皮肤包裹在我们的身体上,皮沙发覆盖,金属涂覆在汽车上——这表明物体周围有一系列连续的表面,为我们提供物体存在的信息几何依据。在本文中,我们提出Gaussian-Det,它利用高斯聚类作为多视角基于3D物体检测的表面表示。与现有的单目或NeRF为基础的方法不同,它们通过离散的位置数据描述物体,而Gaussian-Det通过将输入的高斯散列表示为大量部分表面的特征描述来建模物体。此外,为了应对由高斯聚类引起的大量异常,我们相应地设计了一个全面基于表面的物体完整性推断模块(CIM)。CIM首先估计了给定高斯聚类的部分表面的概率特征残余,然后将它们凝聚为物体建议的整体表面闭合表示。在这种情况下,表面信息Gaussian-Det所利用的成为物体存在质量和可靠性的信息基础以及提案细化的信息基础。在合成和真实世界数据集上进行的实验证明,Gaussian-Det在平均准确性和召回方面优于各种现有方法。

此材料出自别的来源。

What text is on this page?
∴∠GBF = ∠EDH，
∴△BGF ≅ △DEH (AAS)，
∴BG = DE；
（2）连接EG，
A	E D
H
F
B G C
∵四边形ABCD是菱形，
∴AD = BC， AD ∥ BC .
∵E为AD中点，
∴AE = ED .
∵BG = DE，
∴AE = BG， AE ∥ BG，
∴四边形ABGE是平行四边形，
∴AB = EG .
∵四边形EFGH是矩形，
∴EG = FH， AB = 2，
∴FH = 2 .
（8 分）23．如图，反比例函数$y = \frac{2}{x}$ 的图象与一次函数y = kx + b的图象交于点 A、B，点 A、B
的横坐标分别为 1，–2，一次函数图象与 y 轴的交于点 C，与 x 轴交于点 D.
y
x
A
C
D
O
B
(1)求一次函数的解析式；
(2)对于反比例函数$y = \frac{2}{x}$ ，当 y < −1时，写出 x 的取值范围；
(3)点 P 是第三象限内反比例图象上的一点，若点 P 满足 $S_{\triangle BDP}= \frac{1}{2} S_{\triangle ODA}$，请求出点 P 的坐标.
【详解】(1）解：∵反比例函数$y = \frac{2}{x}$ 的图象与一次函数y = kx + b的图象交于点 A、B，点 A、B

https://arxiv.org/abs/2410.01404
Generative models can now produce photorealistic synthetic data which is virtually indistinguishable from the real data used to train it. This is a significant evolution over previous models which could produce reasonable facsimiles of the training data, but ones which could be visually distinguished from the training data by human evaluation. Recent work on OOD detection has raised doubts that generative model likelihoods are optimal OOD detectors due to issues involving likelihood misestimation, entropy in the generative process, and typicality. We speculate that generative OOD detectors also failed because their models focused on the pixels rather than the semantic content of the data, leading to failures in near-OOD cases where the pixels may be similar but the information content is significantly different. We hypothesize that estimating typical sets using self-supervised learners leads to better OOD detectors. We introduce a novel approach that leverages representation learning, and informative summary statistics based on manifold estimation, to address all of the aforementioned issues. Our method outperforms other unsupervised approaches and achieves state-of-the art performance on well-established challenging benchmarks, and new synthetic data detection tasks.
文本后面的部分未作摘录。